Slaughter, a United Methodist elder and distinguished evangelist, is expected to share his passion and formula for growing vital congregations through evangelistic outreach and broad-based mission involvement. He is a leader of the popular “Change the World” movement and a relentless advocate for outreach to the oppressed people of Darfur, Sudan, named by the U.N. as “the worst humanitarian crisis in the world today.”

Ginghamsburg has invested nearly $6 million in Darfur relief since it began The Sudan Project in 2005, and it also serves more than 40,000 people annually through local outreach ministries in its surrounding communities. Slaughter’s ninth book, Dare to Dream, published in 2013, is about “creating a God-sized mission statement for your life.”

Bishop Unda, elected to a four-year term, has a God-sized mission challenge in his Congo area, with impassable roads and frequent violence that prompts constant security concerns. His only safe, reliable transportation is by airplane.  
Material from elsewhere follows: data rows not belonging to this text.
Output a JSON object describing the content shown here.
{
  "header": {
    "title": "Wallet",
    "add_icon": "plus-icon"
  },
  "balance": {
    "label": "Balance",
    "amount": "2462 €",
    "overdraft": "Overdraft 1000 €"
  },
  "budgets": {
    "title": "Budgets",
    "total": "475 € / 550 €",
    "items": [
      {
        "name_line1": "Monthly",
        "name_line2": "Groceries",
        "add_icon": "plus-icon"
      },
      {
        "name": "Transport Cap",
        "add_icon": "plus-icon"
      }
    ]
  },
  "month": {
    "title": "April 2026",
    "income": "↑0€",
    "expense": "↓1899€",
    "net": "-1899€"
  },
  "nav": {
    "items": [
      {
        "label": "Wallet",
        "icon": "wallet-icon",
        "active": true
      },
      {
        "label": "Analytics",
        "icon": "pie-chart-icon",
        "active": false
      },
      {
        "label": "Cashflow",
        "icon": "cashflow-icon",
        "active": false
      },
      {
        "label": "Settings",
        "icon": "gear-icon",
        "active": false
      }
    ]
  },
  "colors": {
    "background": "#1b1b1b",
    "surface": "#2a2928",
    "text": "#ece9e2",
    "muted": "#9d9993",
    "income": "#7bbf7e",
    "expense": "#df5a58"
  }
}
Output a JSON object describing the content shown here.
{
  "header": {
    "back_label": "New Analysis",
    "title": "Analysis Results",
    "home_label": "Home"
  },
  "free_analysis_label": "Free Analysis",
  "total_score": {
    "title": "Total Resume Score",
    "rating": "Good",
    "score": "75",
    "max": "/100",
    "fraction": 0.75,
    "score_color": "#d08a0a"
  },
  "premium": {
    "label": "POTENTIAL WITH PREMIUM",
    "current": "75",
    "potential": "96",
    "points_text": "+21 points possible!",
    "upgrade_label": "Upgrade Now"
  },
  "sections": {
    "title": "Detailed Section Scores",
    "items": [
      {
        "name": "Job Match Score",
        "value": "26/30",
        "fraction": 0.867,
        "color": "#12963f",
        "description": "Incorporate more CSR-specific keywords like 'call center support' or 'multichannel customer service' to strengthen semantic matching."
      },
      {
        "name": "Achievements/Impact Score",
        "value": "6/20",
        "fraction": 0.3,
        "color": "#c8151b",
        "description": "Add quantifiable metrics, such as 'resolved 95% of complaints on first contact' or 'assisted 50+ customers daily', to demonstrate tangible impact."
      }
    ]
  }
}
'Create an effective delivery system for the development of East Congo'

“I see people travelling with loads on their heads and shoulders across the episcopal area, and these are the people I have been elected to serve,” he said after his election.  “My plan is to reconnoiter the entire episcopal area and ascertain the needs of the various ministries of the church, and then find ways to create an effective delivery system for the development of East Congo.”

Unda, whose mother died when he was 8 months old, was raised by missionaries and his extended family. Ordained in 1971, he has served as a pastor and a chaplain of United Methodist schools, sometimes facing the threat of violence to do his ministry. He lost his wife, Omba Charlotte Unda, to malaria in February 2007 and has become an impassioned promoter of the denomination’s No More Malaria campaign to eradicate the deadly but preventable disease.

A former member of the United Methodist Board of Discipleship, he is one of four bishops leading 14 annual conferences that form the Congo Central Conference. He knows five languages: Swahili, Lingala, French, Otetela and some English.  

The Rev. Byung Woo Cho welcomed more than 330 people to Lighthouse Korean UMC’s opening worship celebration Sept. 27, 2009, making it one of five Korean-American congregations in the EPA Conference at that time. He moved to the conference with his wife, EunMi, from New York. Lighthouse Korean shares the facilities of Lighthouse UMC in Glenside, which has a growing Korean-American population.

After she preaches Friday, Bishop Johnson, now in her sixth year of leading the EPA Conference, will ordain seven candidates as full elders and commission nine candidates, six as provisional elders and three as provisional deacons.